Voilà près de 20 ans que Carlo Colombara joue les premiers rôles de basses sur les plus importantes scènes du monde sans jamais être vraiment devenu une star connue du grand public.
Sa discographie commence pourtant à être imposante, notamment du côté des intégrales1. En 2004, la firme bolognaise Bongiovanni avait offert à son concitoyen un album « carte de visite » consacré majoritairement à Verdi 2. Sept ans plus tard, c’est le discret label Kicco Music qui sort un CD présentant onze extraits en trois langues. Du classique verdien (Nabucco, Attila, Fiesco) côtoie un surprenant Iago ; du grand répertoire français (le cardinal Brogni, Mephisto et Escamillo) est proposé avant trois extraits de Boris pour finir.
On pourrait donc penser qu’il ne s’agit que d’un CD de plus, avec une programmation bien classique pour un chanteur de bonne routine, dont les dernières productions discographiques n’avaient pas vraiment convaincu. On se tromperait en partie. A côté de quelques excellentes surprises, cette petite heure de musique réserve de beaux moments et donne l’occasion de faire le point sur la carrière et l’art d’un chanteur digne d’intérêt, interviewé très récemment par Forumopera.com3.
Dans son répertoire habituel, la basse italienne exploite les belles qualités de son timbre. Par la longueur de sa voix, Colombara maîtrise la phrase verdienne, ce qui n’est pas rien et il sait, ici et là, alléger et nuancer. Certes, on peut préférer un Attila plus insolent et un timbre plus clair, mieux projeté, dans la lignée d’un Ramey. Mais, en Zaccaria ou en Fiesco, il est sans doute le meilleur du circuit actuel. On se demande alors ce qui a traversé l’esprit des concepteurs du programme qui sont allés chercher le « credo » de Iago, enregistré on ne sait où : hall de gare ? entrée d’immeuble ? En tout cas, cela résonne épouvantablement…. Les notes y sont, mais appesanties par un timbre qui n’est en aucun cas celui d’un baryton verdien, Colombara ne fait même pas peur. C’est long, lent et lourd. Le répertoire français lui convient mieux même si la diction est parfois peu claire. Son Escamillo, rôle dans lequel il a débuté il y a deux ans à Rome, est tout à fait en place.

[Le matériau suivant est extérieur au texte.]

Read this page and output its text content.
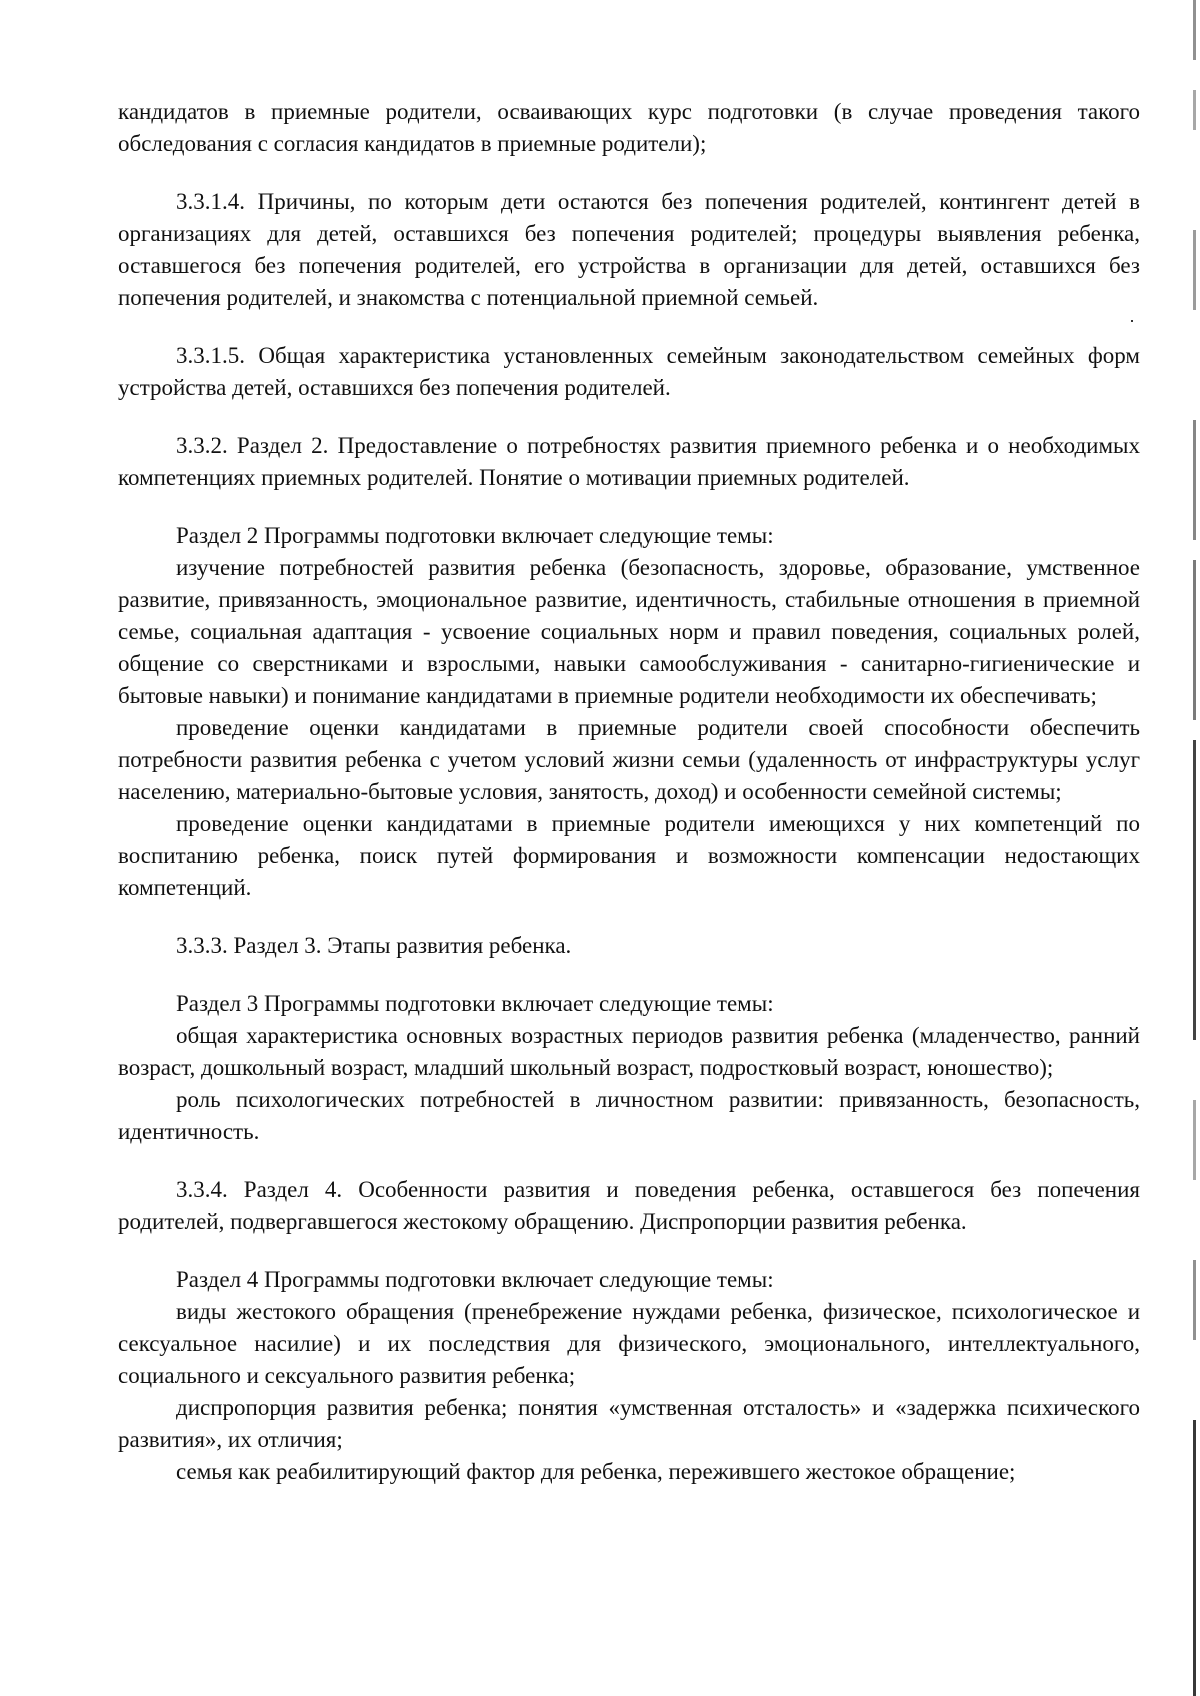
кандидатов в приемные родители, осваивающих курс подготовки (в случае проведения такого обследования с согласия кандидатов в приемные родители);

3.3.1.4. Причины, по которым дети остаются без попечения родителей, контингент детей в организациях для детей, оставшихся без попечения родителей; процедуры выявления ребенка, оставшегося без попечения родителей, его устройства в организации для детей, оставшихся без попечения родителей, и знакомства с потенциальной приемной семьей.

3.3.1.5. Общая характеристика установленных семейным законодательством семейных форм устройства детей, оставшихся без попечения родителей.

3.3.2. Раздел 2. Предоставление о потребностях развития приемного ребенка и о необходимых компетенциях приемных родителей. Понятие о мотивации приемных родителей.

Раздел 2 Программы подготовки включает следующие темы:

изучение потребностей развития ребенка (безопасность, здоровье, образование, умственное развитие, привязанность, эмоциональное развитие, идентичность, стабильные отношения в приемной семье, социальная адаптация - усвоение социальных норм и правил поведения, социальных ролей, общение со сверстниками и взрослыми, навыки самообслуживания - санитарно-гигиенические и бытовые навыки) и понимание кандидатами в приемные родители необходимости их обеспечивать;

проведение оценки кандидатами в приемные родители своей способности обеспечить потребности развития ребенка с учетом условий жизни семьи (удаленность от инфраструктуры услуг населению, материально-бытовые условия, занятость, доход) и особенности семейной системы;

проведение оценки кандидатами в приемные родители имеющихся у них компетенций по воспитанию ребенка, поиск путей формирования и возможности компенсации недостающих компетенций.

3.3.3. Раздел 3. Этапы развития ребенка.

Раздел 3 Программы подготовки включает следующие темы:

общая характеристика основных возрастных периодов развития ребенка (младенчество, ранний возраст, дошкольный возраст, младший школьный возраст, подростковый возраст, юношество);

роль психологических потребностей в личностном развитии: привязанность, безопасность, идентичность.

3.3.4. Раздел 4. Особенности развития и поведения ребенка, оставшегося без попечения родителей, подвергавшегося жестокому обращению. Диспропорции развития ребенка.

Раздел 4 Программы подготовки включает следующие темы:

виды жестокого обращения (пренебрежение нуждами ребенка, физическое, психологическое и сексуальное насилие) и их последствия для физического, эмоционального, интеллектуального, социального и сексуального развития ребенка;

диспропорция развития ребенка; понятия «умственная отсталость» и «задержка психического развития», их отличия;

семья как реабилитирующий фактор для ребенка, пережившего жестокое обращение;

Le meilleur reste les extraits de Boris Godounov qui conviennent particulièrement bien à la vocalité de la basse qui y est saisissant. A seulement 46 ans, cela ouvre de belles perspectives.
Vladimir Ghiaurov dirige très honorablement l’orchestre symphonique national de Bulgarie et les partenaires qui donnent la réplique à Colombara, comme Mariana Pentcheva. Fils du grand Nicolai Ghiaurov, Vladimir développe sa carrière depuis plus de trente ans pour l’essentiel dans son pays. On imagine qu’il a dû être bercé par les airs qu’il dirige aujourd’hui dans ce CD. Le clin d’œil est plaisant.